I light an aromatherapy candle and plop, stomach down, onto my bed, taking a deep breath in an attempt to unwind. I’m only fifteen, but some days I’m convinced I’m on the verge of a mid-life crisis. I’m overscheduled, stressed to the max, and the caffeine’s no longer working.
You know how normal kids go through their teen years? Wake up at seven, go to school, take some easy classes like basket-weaving or drama and then go hang with their friends and listen to music? Well, imagine my day. You’re up at five to go to crew practice, rowing down a river in the freezing Massachusetts air. Change quickly to make it to school in time for the first bell. Then have a school day cram-packed with AP and honors classes. Last bell rings and you’re off to gymnastics practice or yearbook or school paper or ballet or whatever and then straight to your language tutor where you’re learning Japanese in case you want to be a foreign business leader someday (which you don’t).
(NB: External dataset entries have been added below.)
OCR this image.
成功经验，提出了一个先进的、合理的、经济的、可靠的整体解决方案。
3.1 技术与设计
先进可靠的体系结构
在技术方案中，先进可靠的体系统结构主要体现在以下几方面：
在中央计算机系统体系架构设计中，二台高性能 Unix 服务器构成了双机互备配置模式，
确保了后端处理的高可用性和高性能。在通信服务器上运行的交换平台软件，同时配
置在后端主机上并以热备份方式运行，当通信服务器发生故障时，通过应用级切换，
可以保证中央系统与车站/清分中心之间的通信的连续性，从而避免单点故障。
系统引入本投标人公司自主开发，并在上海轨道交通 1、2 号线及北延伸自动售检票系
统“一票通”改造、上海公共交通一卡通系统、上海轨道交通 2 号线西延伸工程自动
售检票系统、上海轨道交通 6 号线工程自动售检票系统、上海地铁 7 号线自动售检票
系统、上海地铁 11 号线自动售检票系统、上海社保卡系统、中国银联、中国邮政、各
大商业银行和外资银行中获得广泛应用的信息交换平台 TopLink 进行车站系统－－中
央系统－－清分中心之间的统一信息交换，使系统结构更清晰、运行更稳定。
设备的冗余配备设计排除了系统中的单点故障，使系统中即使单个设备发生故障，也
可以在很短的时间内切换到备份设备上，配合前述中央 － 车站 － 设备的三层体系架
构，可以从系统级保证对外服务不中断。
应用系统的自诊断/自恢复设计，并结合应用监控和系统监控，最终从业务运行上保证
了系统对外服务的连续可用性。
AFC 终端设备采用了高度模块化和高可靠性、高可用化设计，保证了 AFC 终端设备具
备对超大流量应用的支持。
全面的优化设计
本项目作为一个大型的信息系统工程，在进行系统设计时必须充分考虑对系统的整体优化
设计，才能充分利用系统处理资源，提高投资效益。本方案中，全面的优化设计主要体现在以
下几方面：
You get home at seven o’clock and go up to your room to do all your excruciatingly hard AP and honors homework. Go to bed after homework is finished, then wake up the next morning to do it all again.
Basically, every second of my life is booked solid ‘til I retire. (The Evil Ones have probably already pre-registered me for a nursing home, too.) Doesn’t sound like fun? Too bad, ‘cause I’d love to trade places with anyone who envies me.
I open my Algebra II textbook and my half-finished poem flutters onto my bed. I glance over at my closed bedroom door. Will Dad really come up and check on me? The poetry contest deadline is tomorrow, and I have no idea when I’ll be able to finish writing it if I don’t do it tonight. And I really want to enter, too. The prize is a hundred dollars and publication in the magazine. Of course, I’d have to use a pen name, but that’s okay. I’d know it was mine.
But just as I’m about to put pen to paper and become one with my writing muse, a knock sounds on my door. I groan and stuff the poem back into my Algebra book. So much for sanctuary.